Характерно, что все экзистенциальные коллизии персонажей Сенчина задаются исключительно бытовой логикой: один приехал в Москву поступать в театральный, но не сдал экзамен и вернулся; другой потерял работу; третий все свои небольшие и случайные заработки тратит, распивая водку на черной лестнице своего дома (хотя этот, заглавный, рассказ не лишен определенного катарсического компонента: Сенчин пишет о своих героях как о подростках, и только в конце благодаря одной фразе читатель узнает, что они уже давно вышли из этого возраста). Собственно, эта «заземленность» обыгрывается в рассказе «Новый реализм», где происходящее доходит почти до гротеска, однако авторская речь все равно утверждает, что и такое бывает и все это жизнь (а это ли не обман похуже любой литературности?). Герои Сенчина вообще не способны осознать себя, они всегда словно окутаны сном. В этом можно видеть одно из племенных клейм отечественной словесности — интерес к «маленькому человеку», что не совсем правильно, потому что здесь нет собственно интереса: вырезанные из картона персонажи участвуют в ролевой игре, правила которой заранее определены и ясны — они только инструменты (причем достаточно грубые) и потому безразличны автору.

Собственно, язык только подтверждает это: Сенчин лишь на первый взгляд устраняет из своей прозы авторский голос — в тех однозначных характеристиках, что достаются каждому персонажу и событию, безусловно виден сам писатель, а вернее, те культурные стереотипы, с которыми он и его читатели солидарны.

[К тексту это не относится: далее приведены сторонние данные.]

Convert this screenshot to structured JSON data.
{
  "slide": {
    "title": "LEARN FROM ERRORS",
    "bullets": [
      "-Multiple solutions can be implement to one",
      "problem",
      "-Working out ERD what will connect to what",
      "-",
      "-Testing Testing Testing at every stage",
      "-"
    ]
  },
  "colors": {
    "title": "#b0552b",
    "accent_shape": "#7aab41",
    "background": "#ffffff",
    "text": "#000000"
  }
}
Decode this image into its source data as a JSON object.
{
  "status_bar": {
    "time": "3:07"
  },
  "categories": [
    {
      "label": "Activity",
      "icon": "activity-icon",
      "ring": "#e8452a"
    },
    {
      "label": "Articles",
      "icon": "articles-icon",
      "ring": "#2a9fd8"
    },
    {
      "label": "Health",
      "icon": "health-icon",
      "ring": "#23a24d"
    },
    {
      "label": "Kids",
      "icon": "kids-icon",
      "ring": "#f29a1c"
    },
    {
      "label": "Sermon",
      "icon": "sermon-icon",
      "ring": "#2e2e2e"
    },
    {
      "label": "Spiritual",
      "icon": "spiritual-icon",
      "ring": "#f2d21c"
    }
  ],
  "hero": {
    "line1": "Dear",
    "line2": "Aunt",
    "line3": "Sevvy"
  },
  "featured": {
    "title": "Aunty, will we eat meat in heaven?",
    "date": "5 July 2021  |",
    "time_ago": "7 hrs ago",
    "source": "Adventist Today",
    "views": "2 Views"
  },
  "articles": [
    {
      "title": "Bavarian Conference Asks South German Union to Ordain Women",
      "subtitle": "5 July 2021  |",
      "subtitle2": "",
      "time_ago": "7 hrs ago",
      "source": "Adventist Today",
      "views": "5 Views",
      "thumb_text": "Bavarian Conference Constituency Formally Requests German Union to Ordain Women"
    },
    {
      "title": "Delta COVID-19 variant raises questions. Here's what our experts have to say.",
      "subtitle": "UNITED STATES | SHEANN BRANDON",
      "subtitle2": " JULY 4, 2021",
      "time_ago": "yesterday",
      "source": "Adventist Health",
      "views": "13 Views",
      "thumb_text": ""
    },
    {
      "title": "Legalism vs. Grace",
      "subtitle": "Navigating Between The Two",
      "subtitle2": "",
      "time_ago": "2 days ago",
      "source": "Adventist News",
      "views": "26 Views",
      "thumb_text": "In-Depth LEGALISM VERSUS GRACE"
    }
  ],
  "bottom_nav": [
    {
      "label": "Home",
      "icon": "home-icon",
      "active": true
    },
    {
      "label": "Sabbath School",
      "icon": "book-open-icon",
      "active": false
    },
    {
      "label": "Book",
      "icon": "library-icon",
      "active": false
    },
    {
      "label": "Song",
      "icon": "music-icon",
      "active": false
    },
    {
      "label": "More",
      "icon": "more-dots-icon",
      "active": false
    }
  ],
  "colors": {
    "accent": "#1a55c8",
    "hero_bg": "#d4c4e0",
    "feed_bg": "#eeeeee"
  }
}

Причем обилие стертых выражений и речевых шаблонов придает происходящему оттенок объективности и подлинности, а их здесь, конечно, нет и следа.

Наконец, к этой прозе можно предъявить и нелитературную претензию — по сути, более существенную, чем любая литературная (тем более что Сенчин, как можно увидеть, борется с литературностью). Претензия эта в том, что перед нами проза социальной пассивности, подспудно убеждающая читателя в том, что мучительное и рутинное растворение в бытии — это единственный вариант проживания истории. Здесь можно вспомнить рассказ «Тоже история», где типичный «человек Сенчина» оказывается посреди жестко подавляемого оппозиционного митинга, внутри которого он способен выступать лишь пассивным наблюдателем. Конечно, такая оптика имеет право на существование и при других условиях была бы даже симпатична (я вовсе не призываю к бессмысленному оптимизму). Но у читателя Сенчина не остается выбора: автор полностью уверен в себе и в том, что происходит вокруг, а читатель, следовательно, должен либо согласиться с ним, либо захлопнуть книгу.